Harmony.
auto-focused audio
Ideated and fully prototyped in the last three months of 2019, Harmony is a directional speaker that reimagines how sound can be used to shape and create environments. Harmony was designed and built as part of Making It, an undergraduate design course focused on product design and entrepreneurship held in the Center of Engineering Innovation and Design makerspace at Yale. It was the result of collaboration and teamwork by four undergraduate students: V. Patel, J. Payne, L. Wayland, and Valeria Villanueva.
Excerpt from the design brief:
Mission & Motivation
Harmony is a device that combines directional audio with motion tracking for a personalized and private sound experience that follows you as you move in space… Sharing space is difficult when people have varying auditory needs and preferences. While many products today are adept at sharing visual space (e.g. screens), current auditory solutions isolate individuals from each other and create barriers of communication… Allowing people to customize their auditory environment will enable spaces to accommodate new needs, increase the kinds of people that can cohabit a space, and create uniquely enchanting moments within otherwise mundane situations.

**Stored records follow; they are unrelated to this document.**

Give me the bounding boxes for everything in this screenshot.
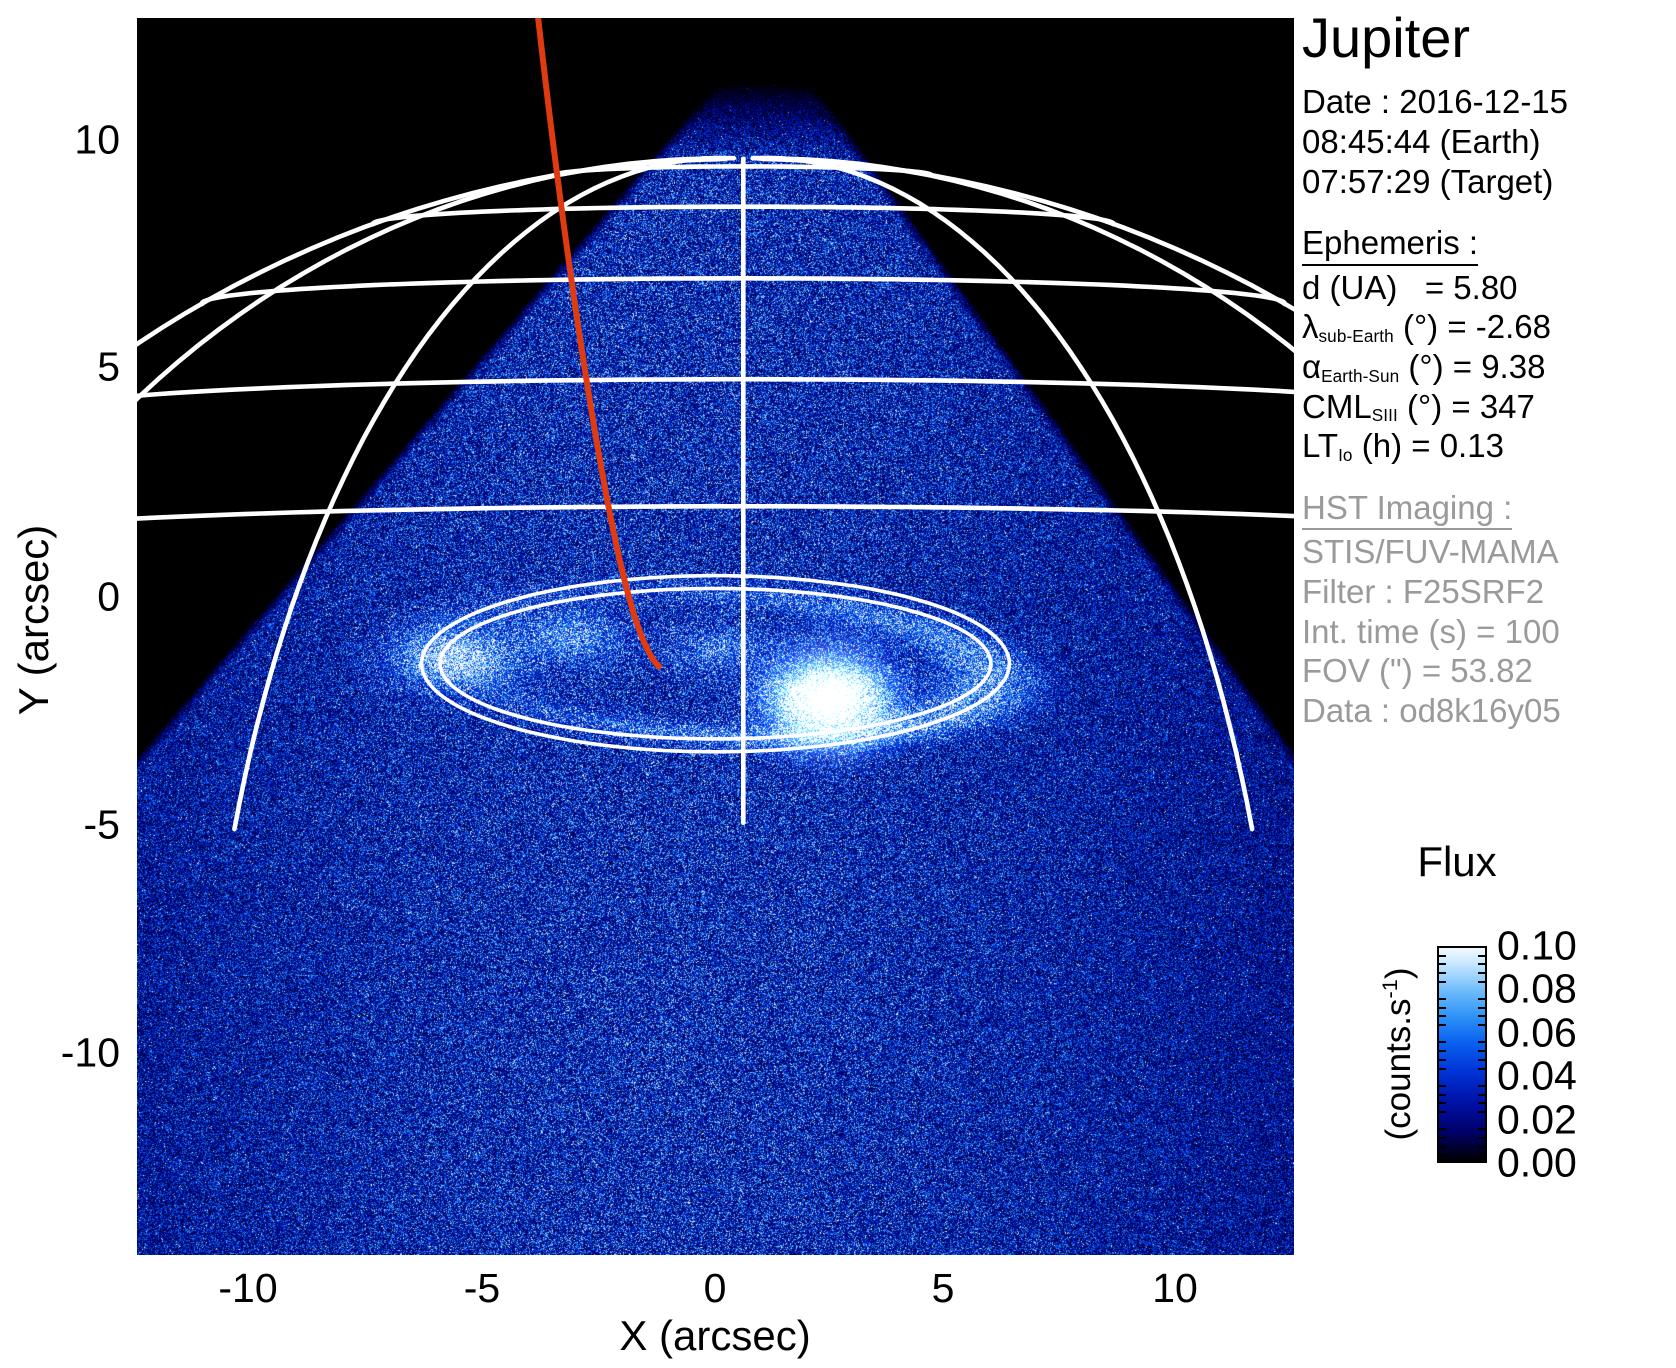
colorbar-minor-tick xyxy=(1437,1015,1446,1017)
colorbar-minor-tick xyxy=(1478,1128,1487,1130)
lt-unit: (h) xyxy=(1362,427,1402,464)
y-tick-label: -10 xyxy=(61,1033,120,1074)
x-axis-title: X (arcsec) xyxy=(619,1312,810,1360)
ephemeris-heading: Ephemeris : xyxy=(1302,223,1478,266)
graticule-line xyxy=(137,379,1294,412)
y-tick-label: 0 xyxy=(97,577,120,618)
colorbar-minor-tick xyxy=(1478,1068,1487,1070)
cml-unit: (°) xyxy=(1407,388,1442,425)
cml-symbol: CML xyxy=(1302,388,1372,425)
colorbar-minor-tick xyxy=(1478,1015,1487,1017)
colorbar-tick-label: 0.08 xyxy=(1497,969,1577,1010)
flux-colorbar xyxy=(1437,946,1487,1163)
colorbar-minor-tick xyxy=(1437,1154,1446,1156)
observation-time-target: 07:57:29 (Target) xyxy=(1302,162,1676,202)
lt-value: = 0.13 xyxy=(1411,427,1504,464)
colorbar-minor-tick xyxy=(1478,963,1487,965)
colorbar-minor-tick xyxy=(1437,1102,1446,1104)
colorbar-minor-tick xyxy=(1437,963,1446,965)
graticule-line xyxy=(137,159,724,575)
instrument-integration-time: Int. time (s) = 100 xyxy=(1302,612,1676,652)
colorbar-unit-exponent: -1 xyxy=(1377,979,1402,998)
colorbar-minor-tick xyxy=(1478,1041,1487,1043)
colorbar-tick-label: 0.10 xyxy=(1497,926,1577,967)
colorbar-unit-label: (counts.s-1) xyxy=(1377,968,1419,1141)
x-tick-label: 0 xyxy=(704,1268,727,1309)
flux-colorbar-block: Flux xyxy=(1302,838,1676,1238)
colorbar-minor-tick xyxy=(1437,1024,1446,1026)
colorbar-minor-tick xyxy=(1478,1102,1487,1104)
lt-subscript: Io xyxy=(1338,445,1353,465)
alpha-value: = 9.38 xyxy=(1453,348,1546,385)
colorbar-unit-close: ) xyxy=(1379,968,1418,980)
alpha-unit: (°) xyxy=(1408,348,1443,385)
colorbar-minor-tick xyxy=(1478,1007,1487,1009)
colorbar-minor-tick xyxy=(1478,1154,1487,1156)
planetographic-grid xyxy=(137,158,1294,830)
colorbar-minor-tick xyxy=(1437,955,1446,957)
colorbar-minor-tick xyxy=(1437,972,1446,974)
colorbar-minor-tick xyxy=(1437,1059,1446,1061)
colorbar-minor-tick xyxy=(1437,1041,1446,1043)
graticule-line xyxy=(760,159,1294,670)
ephemeris-io-local-time: LTIo (h) = 0.13 xyxy=(1302,426,1676,466)
graticule-overlay xyxy=(137,18,1294,1255)
ephemeris-distance: d (UA) = 5.80 xyxy=(1302,268,1676,308)
alpha-subscript: Earth-Sun xyxy=(1321,366,1399,386)
colorbar-minor-tick xyxy=(1478,1137,1487,1139)
colorbar-minor-tick xyxy=(1437,1085,1446,1087)
colorbar-minor-tick xyxy=(1478,1111,1487,1113)
y-tick-label: 5 xyxy=(97,347,120,388)
colorbar-minor-tick xyxy=(1478,981,1487,983)
observation-info-panel: Jupiter Date : 2016-12-15 08:45:44 (Eart… xyxy=(1302,8,1676,730)
y-axis-title: Y (arcsec) xyxy=(10,525,58,716)
colorbar-minor-tick xyxy=(1437,1094,1446,1096)
lambda-value: = -2.68 xyxy=(1447,308,1551,345)
alpha-symbol: α xyxy=(1302,348,1321,385)
colorbar-minor-tick xyxy=(1437,1050,1446,1052)
y-tick-label: 10 xyxy=(74,120,120,161)
aurora-image-plot xyxy=(137,18,1294,1255)
colorbar-minor-tick xyxy=(1437,1111,1446,1113)
colorbar-tick-label: 0.06 xyxy=(1497,1012,1577,1053)
lambda-subscript: sub-Earth xyxy=(1319,326,1394,346)
colorbar-minor-tick xyxy=(1478,1059,1487,1061)
colorbar-minor-tick xyxy=(1478,1024,1487,1026)
colorbar-minor-tick xyxy=(1437,1146,1446,1148)
colorbar-minor-tick xyxy=(1478,972,1487,974)
colorbar-minor-tick xyxy=(1478,1050,1487,1052)
colorbar-minor-tick xyxy=(1437,1128,1446,1130)
page-title: Jupiter xyxy=(1302,8,1676,68)
colorbar-minor-tick xyxy=(1437,1007,1446,1009)
graticule-line xyxy=(234,158,733,829)
graticule-line xyxy=(137,506,1294,545)
graticule-line xyxy=(440,589,991,739)
observation-time-earth: 08:45:44 (Earth) xyxy=(1302,122,1676,162)
ephemeris-phase-angle: αEarth-Sun (°) = 9.38 xyxy=(1302,347,1676,387)
colorbar-minor-tick xyxy=(1437,981,1446,983)
observation-date: Date : 2016-12-15 xyxy=(1302,82,1676,122)
graticule-line xyxy=(422,576,1010,752)
instrument-detector: STIS/FUV-MAMA xyxy=(1302,532,1676,572)
colorbar-tick-label: 0.00 xyxy=(1497,1143,1577,1184)
cml-value: = 347 xyxy=(1451,388,1535,425)
ephemeris-distance-value: = 5.80 xyxy=(1425,269,1518,306)
colorbar-tick-label: 0.02 xyxy=(1497,1099,1577,1140)
ephemeris-distance-label: d (UA) xyxy=(1302,269,1397,306)
ephemeris-sub-earth-longitude: λsub-Earth (°) = -2.68 xyxy=(1302,307,1676,347)
io-footprint-trace xyxy=(537,18,661,668)
x-tick-label: -5 xyxy=(464,1268,500,1309)
colorbar-unit-text: (counts.s xyxy=(1379,998,1418,1140)
lambda-unit: (°) xyxy=(1403,308,1438,345)
colorbar-minor-tick xyxy=(1437,1068,1446,1070)
instrument-filter: Filter : F25SRF2 xyxy=(1302,572,1676,612)
colorbar-minor-tick xyxy=(1437,998,1446,1000)
colorbar-minor-tick xyxy=(1478,955,1487,957)
colorbar-minor-tick xyxy=(1478,998,1487,1000)
lambda-symbol: λ xyxy=(1302,308,1319,345)
graticule-line xyxy=(137,159,727,795)
x-tick-label: 10 xyxy=(1152,1268,1198,1309)
ephemeris-cml: CMLSIII (°) = 347 xyxy=(1302,387,1676,427)
cml-subscript: SIII xyxy=(1372,405,1398,425)
x-tick-label: 5 xyxy=(932,1268,955,1309)
colorbar-minor-tick xyxy=(1478,1146,1487,1148)
instrument-fov: FOV (") = 53.82 xyxy=(1302,651,1676,691)
colorbar-minor-tick xyxy=(1478,1085,1487,1087)
y-tick-label: -5 xyxy=(84,805,120,846)
colorbar-minor-tick xyxy=(1478,1094,1487,1096)
lt-symbol: LT xyxy=(1302,427,1338,464)
x-tick-label: -10 xyxy=(218,1268,277,1309)
instrument-dataset: Data : od8k16y05 xyxy=(1302,691,1676,731)
colorbar-tick-label: 0.04 xyxy=(1497,1056,1577,1097)
instrument-heading: HST Imaging : xyxy=(1302,488,1512,531)
colorbar-minor-tick xyxy=(1437,1137,1446,1139)
colorbar-title: Flux xyxy=(1417,838,1496,886)
graticule-line xyxy=(753,158,1252,829)
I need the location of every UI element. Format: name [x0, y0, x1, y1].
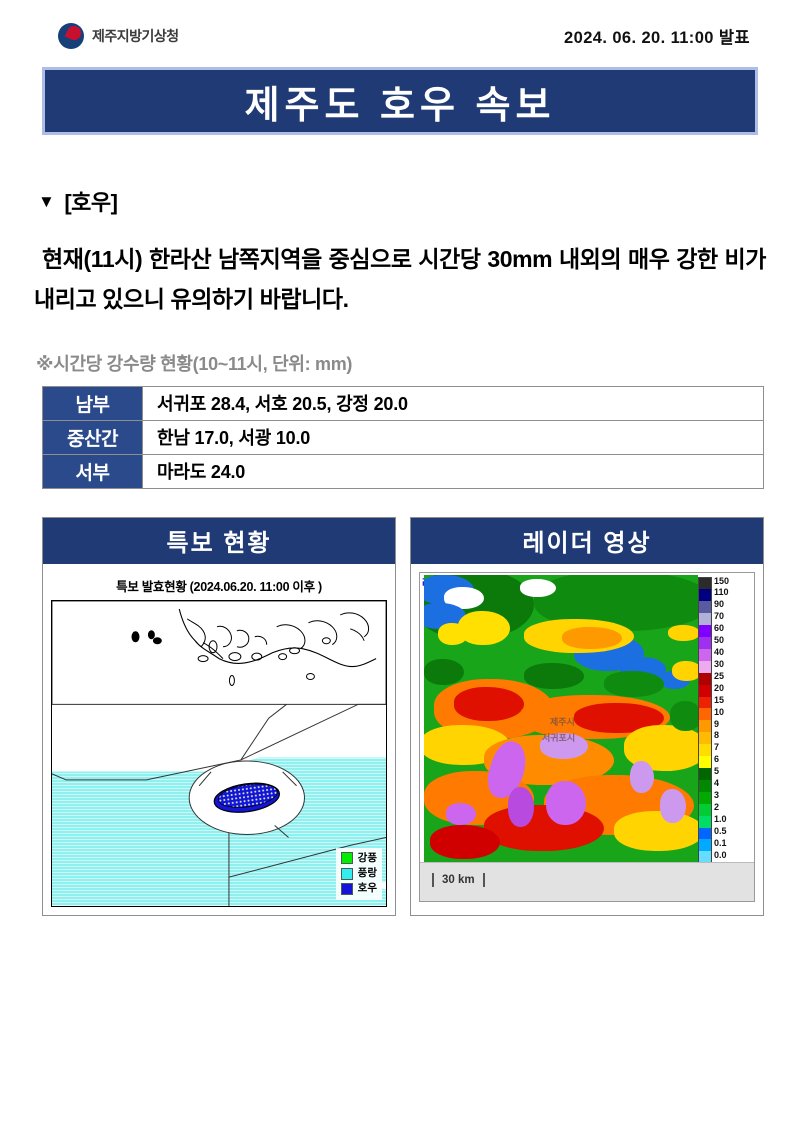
echo-blob: [424, 659, 464, 685]
radar-colorbar: [698, 577, 712, 865]
legend-swatch-cyan: [341, 868, 353, 880]
map-caption: 특보 발효현황 (2024.06.20. 11:00 이후 ): [51, 572, 387, 600]
rainfall-note: ※시간당 강수량 현황(10~11시, 단위: mm): [36, 350, 770, 376]
colorbar-tick-label: 2: [714, 803, 719, 812]
legend-swatch-green: [341, 852, 353, 864]
taegeuk-icon: [58, 23, 84, 49]
table-row: 중산간 한남 17.0, 서광 10.0: [43, 420, 764, 454]
map-legend: 강풍 풍랑 호우: [336, 848, 382, 900]
echo-blob: [668, 625, 698, 641]
panels-row: 특보 현황 특보 발효현황 (2024.06.20. 11:00 이후 ): [42, 517, 758, 916]
colorbar-cell: [699, 744, 711, 756]
radar-panel-title: 레이더 영상: [411, 518, 763, 564]
echo-blob: [672, 661, 698, 681]
legend-item-strong-wind: 강풍: [341, 851, 377, 866]
echo-blob: [524, 663, 584, 689]
colorbar-tick-label: 7: [714, 743, 719, 752]
region-values: 한남 17.0, 서광 10.0: [143, 420, 764, 454]
region-label: 남부: [43, 386, 143, 420]
colorbar-cell: [699, 625, 711, 637]
colorbar-cell: [699, 685, 711, 697]
echo-blob: [446, 803, 476, 825]
colorbar-tick-label: 40: [714, 648, 724, 657]
colorbar-tick-label: 25: [714, 672, 724, 681]
colorbar-tick-label: 0.0: [714, 851, 727, 860]
colorbar-cell: [699, 732, 711, 744]
legend-item-heavy-rain: 호우: [341, 881, 377, 896]
echo-blob: [630, 761, 654, 793]
city-label-jeju: 제주시: [550, 715, 575, 728]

In the home environment, Harmony ameliorates the issue of private listening between friends or family where only some desire music. Public spaces, such as museums or exhibits, may employ Harmony to create personalized auditory connections between visitors and exhibits (e.g. by representing stories through sound). Private companies can similarly apply Harmony to attract passersby through an intriguing sound experience, or install Harmony indoors to guide customers to particular departments.
Design
The production of directional speakers for the average consumer is a recent and notably unexplored development. Harmony’s unfair advantage is our ability to integrate autonomous tracking with directional audio to create a new, shapeable soundscape. We adapted the SoundLazer ultrasonic transducer array to produce the directional sound. The array produces two ultrasonic carrier waves which are able to travel in a narrow cone over long distances. When these waves bounce off objects, the waves interact creating an interference pattern with a frequency that is the difference between those of the two waves. Using digital signal processing, the frequencies of the carrier waves are calibrated such that they produce an interference pattern identical to that of the desired audio wave.
In order to follow users as they travel through an environment, we used an RGB camera and an object recognition algorithm from Open Computer Vision that identifies and tracks facial features. We also developed a mechanism that allowed for 180º rotation in the horizontal direction, and 90º in the vertical direction. The coordinate inputs from the facial recognition piloted servos to center the aim of the directional audio on the user. These components were powered and operated through a Raspberry Pi 3B Plus and enclosed in a minimally designed case.